The attack manipulates the data inside the encryption algorithm to appear as a pointer using a selected input attack. The DMP, seeing that the data value looks like an address, then retrieves the data from that address, losing the address itself.

The attack is not an instant cracking of the encryption key. However, the attack can be carried out repeatedly, allowing the key to be revealed over time.

The GoFetch attack uses the same user rights as many other third-party macOS apps rather than root access. This lowers the barrier to entry for actually carrying out an attack, but that's not all.

To function, the GoFetch application carrying out the attack must also be running on the same chip cluster as the target cryptographic application, and both must simultaneously use efficiency cores or performance cores. It is cluster specific, meaning that it will still work if applications are running on different cores in the same cluster.

Researchers claim that the attack works against both classical encryption algorithms and newer quantum-protected versions.

In terms of efficiency, the researchers' test application was able to extract a 2048-bit RSA key in less than an hour and just over two hours for a 2048-bit Diffie-Hellman key. Securing a Dilithium-2 key requires ten hours of data retrieval, not including offline processing time.

Difficult to prevent

The main problem with the attack is that it cannot be prevented. fixed in Apple Silicon itself as it is a central part of the design. Instead, cryptographic software developers need measures to address this problem.

The problem is that any changes to security controls increase the workload required to complete operations, which in turn affects performance. However, these consequences should only affect applications that use encryption and security controls, and not other general types of applications.

In the case of one mitigation, ciphertext blinding, the effectiveness varies depending on the algorithm and may require twice as many resources as usual.
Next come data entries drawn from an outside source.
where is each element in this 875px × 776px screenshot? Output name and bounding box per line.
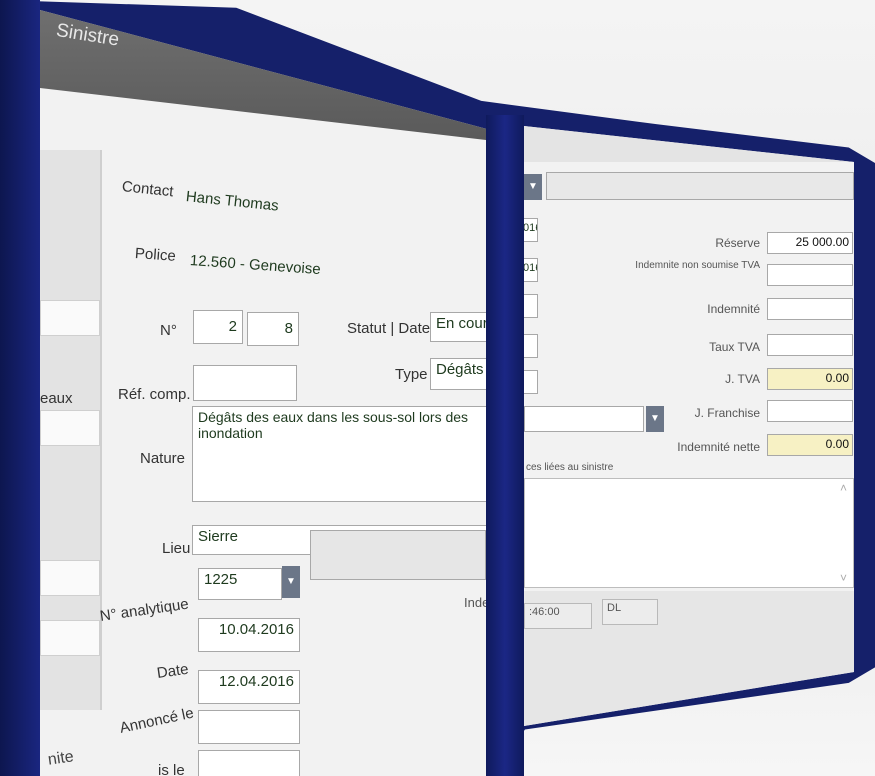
side-text-fragment: nite — [46, 748, 75, 769]
date-fragment-field[interactable]: 016 — [524, 258, 538, 282]
type-field[interactable]: Dégâts de — [430, 358, 486, 390]
indemnite-nette-field: 0.00 — [767, 434, 853, 456]
pieces-label: ces liées au sinistre — [526, 462, 614, 473]
top-combo-field[interactable] — [546, 172, 854, 200]
indemnite-nette-label: Indemnité nette — [677, 440, 760, 454]
type-label: Type — [395, 366, 428, 383]
reserve-label: Réserve — [715, 236, 760, 250]
partial-field-2[interactable] — [198, 750, 300, 776]
indemnite-label: Indemnité — [707, 302, 760, 316]
police-value: 12.560 - Genevoise — [189, 252, 322, 279]
chevron-down-icon[interactable]: ˅ — [840, 571, 847, 585]
pieces-memo[interactable]: ˄ ˅ — [524, 478, 854, 588]
combo-field[interactable] — [524, 406, 644, 432]
analytique-label: N° analytique — [98, 595, 190, 625]
time-field: :46:00 — [524, 603, 592, 629]
indemnite-fragment: Inde — [464, 595, 486, 610]
bezel-divider — [486, 115, 524, 776]
chevron-down-icon[interactable]: ▼ — [524, 174, 542, 200]
taux-tva-field[interactable] — [767, 334, 853, 356]
j-franchise-label: J. Franchise — [694, 406, 760, 420]
annonce-field[interactable]: 12.04.2016 — [198, 670, 300, 704]
chevron-up-icon[interactable]: ˄ — [840, 481, 847, 495]
numero-label: N° — [160, 322, 177, 339]
side-field[interactable] — [40, 560, 100, 596]
ref-comp-field[interactable] — [193, 365, 297, 401]
taux-tva-label: Taux TVA — [709, 340, 760, 354]
indemnite-non-soumise-field[interactable] — [767, 264, 853, 286]
side-text-fragment: eaux — [40, 390, 73, 407]
display-stage: Sinistre eaux nite Contact Hans Thomas P… — [0, 0, 875, 776]
nature-textarea[interactable]: Dégâts des eaux dans les sous-sol lors d… — [192, 406, 486, 502]
numero-field-1[interactable]: 2 — [193, 310, 243, 344]
contact-label: Contact — [121, 178, 175, 201]
indemnite-field[interactable] — [767, 298, 853, 320]
j-tva-field: 0.00 — [767, 368, 853, 390]
fragment-field[interactable] — [524, 334, 538, 358]
side-field[interactable] — [40, 300, 100, 336]
user-field: DL — [602, 599, 658, 625]
analytique-field[interactable]: 1225 — [198, 568, 282, 600]
chevron-down-icon[interactable]: ▼ — [646, 406, 664, 432]
analytique-description — [310, 530, 486, 580]
left-screen: Sinistre eaux nite Contact Hans Thomas P… — [40, 10, 486, 776]
date-fragment-field[interactable]: 016 — [524, 218, 538, 242]
j-tva-label: J. TVA — [725, 372, 760, 386]
side-field[interactable] — [40, 620, 100, 656]
indemnite-non-soumise-label: Indemnite non soumise TVA — [635, 260, 760, 271]
fragment-field[interactable] — [524, 370, 538, 394]
right-screen: ▼ 016 016 Réserve 25 000.00 Indemnite no… — [524, 126, 854, 726]
police-label: Police — [134, 245, 177, 265]
lieu-label: Lieu — [162, 540, 191, 557]
partial-label: is le — [158, 762, 185, 776]
ref-comp-label: Réf. comp. — [118, 386, 191, 403]
j-franchise-field[interactable] — [767, 400, 853, 422]
bezel-edge — [0, 0, 40, 776]
side-field[interactable] — [40, 410, 100, 446]
reserve-field[interactable]: 25 000.00 — [767, 232, 853, 254]
date-field[interactable]: 10.04.2016 — [198, 618, 300, 652]
statut-label: Statut | Date — [347, 320, 431, 337]
contact-value: Hans Thomas — [185, 188, 280, 215]
fragment-field[interactable] — [524, 294, 538, 318]
date-label: Date — [155, 660, 190, 682]
statut-field[interactable]: En cours — [430, 312, 486, 342]
partial-field[interactable] — [198, 710, 300, 744]
side-panel — [40, 150, 102, 710]
nature-label: Nature — [140, 450, 186, 467]
annonce-label: Annoncé le — [118, 704, 196, 737]
chevron-down-icon[interactable]: ▼ — [282, 566, 300, 598]
numero-field-2[interactable]: 8 — [247, 312, 299, 346]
It is also possible to run processes only on efficiency cores, since they do not have DMP functionality. Again, encryption performance will suffer since it doesn't work on faster cores.

The third option actually applies to M3 chips: a special bit can be flipped to disable DMP. The researchers admit they don't know the level of performance loss that might occur.
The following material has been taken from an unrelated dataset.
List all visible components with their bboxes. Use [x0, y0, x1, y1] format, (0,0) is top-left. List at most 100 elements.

Apple declined to comment on the report on this matter. The researchers said they provided responsible information to Apple before the public release, informing the company on December 5, 2023.

Some of the researchers had previously worked on another 2022 discovery, also involving the use of Apple Silicon DMP. At the time, the so-called Augury flaw was considered not “that bad” and was “probably just a sandbox threat model.”

History repeating

Chip vulnerabilities can be a big problem for device manufacturers, especially if they have to make changes to operating systems and software for security purposes.

In 2018, Meltdown and Specter chip defects were discovered that affected all Mac and iOS devices, as well as almost all X86 devices released since 1997.

These security vulnerabilities relied on “speculative head”, where the chip would increase its speed by executing multiple instructions simultaneously or even out of order. As the name suggests, the CPU will speculatively continue executing along the path until the branch is completed.

Both Meltdown and Specter used this function to access “privileged memory”, which could include the CPU core.

The discovery of the vulnerabilities led to a spate of other similar attacks, mostly targeting Intel chips, including Foreshadow and Zombieload.

This is not the first problem discovered in the design of Apple Silicon chips. In 2022, MIT researchers discovered an unpatched vulnerability dubbed “PACMAN” that used pointer authentication processes to create a side-channel attack.